Сидя верхом на лавке, вбетонироваиной в пол, Лупатый сосредоточенно прибивал к ней себя за яйца здоровенным ржавым гвоздем.

— Ты че? — забыв про Олега опешил дубак, наблюдая за тем, как Лупатый загибал шляпку гвоздя.

— Не поеду.

— Ну ты даешь, — кажется восхитился происходящим сержант, — семь лет уже на централе работаю, но такого еще не видел. Что мне делать-то?

— Это ты у меня что ли спрашиваешь?

— Ну ты даешь, — еще раз крутанул башкой дубак и пощупал свои яйца, проверяя на месте ли они. — Иконников-то хоть тут?

— Зачем он тебе? — не убирая мокрого полотенца с лица, сел на нарах Ушан.

— Не знаю, мое дело маленькое, приказали, вот я и вызываю.
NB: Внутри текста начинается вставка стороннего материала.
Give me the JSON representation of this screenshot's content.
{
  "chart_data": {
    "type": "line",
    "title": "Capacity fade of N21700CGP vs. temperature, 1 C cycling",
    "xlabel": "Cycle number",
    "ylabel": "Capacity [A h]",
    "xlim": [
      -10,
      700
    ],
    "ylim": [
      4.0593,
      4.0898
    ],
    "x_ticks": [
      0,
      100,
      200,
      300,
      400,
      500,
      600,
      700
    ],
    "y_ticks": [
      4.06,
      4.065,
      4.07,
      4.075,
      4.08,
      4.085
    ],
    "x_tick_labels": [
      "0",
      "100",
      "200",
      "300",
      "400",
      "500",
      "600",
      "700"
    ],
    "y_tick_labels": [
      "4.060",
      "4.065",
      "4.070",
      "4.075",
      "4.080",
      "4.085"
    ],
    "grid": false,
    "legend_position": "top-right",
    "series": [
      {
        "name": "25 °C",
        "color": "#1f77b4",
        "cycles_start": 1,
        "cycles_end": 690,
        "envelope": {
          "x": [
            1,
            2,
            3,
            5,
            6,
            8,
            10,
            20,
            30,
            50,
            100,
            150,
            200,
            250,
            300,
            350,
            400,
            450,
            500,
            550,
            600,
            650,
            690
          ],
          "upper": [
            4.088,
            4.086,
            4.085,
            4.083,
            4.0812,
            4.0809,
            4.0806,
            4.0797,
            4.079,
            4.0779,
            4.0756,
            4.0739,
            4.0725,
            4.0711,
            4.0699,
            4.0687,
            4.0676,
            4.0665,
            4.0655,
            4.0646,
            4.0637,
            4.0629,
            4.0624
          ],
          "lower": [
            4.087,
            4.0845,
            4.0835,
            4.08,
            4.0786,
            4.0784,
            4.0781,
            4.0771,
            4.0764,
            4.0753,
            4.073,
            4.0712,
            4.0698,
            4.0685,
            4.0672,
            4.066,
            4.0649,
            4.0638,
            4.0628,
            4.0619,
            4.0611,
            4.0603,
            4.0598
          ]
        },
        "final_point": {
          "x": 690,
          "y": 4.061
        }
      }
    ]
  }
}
— Кто приказал? — стянул потеплевшее уже полотенце Санька и бросил его в таз с холодной водой.

— Мессер.

— Передай этому Мессершмидту, что никуда Святой из камеры не пойдет.

— А тебе-то какое дело?

— А такое, что замордовали вы, суки ебаные, пацана, — начал газовать Ушан, — он в нашей тюрьме всего три месяца с небольшим, а вы его уже в пятую по счету хату переводите. Не пойдет Иконников никуда, понял ты или нет? А силой попрете, голодовку объявим.

— Не перебрасывают вашего сокамерника, это точно я тебе говорю. За ним спецконвой с Читы прилетел, у них самолет через два часа.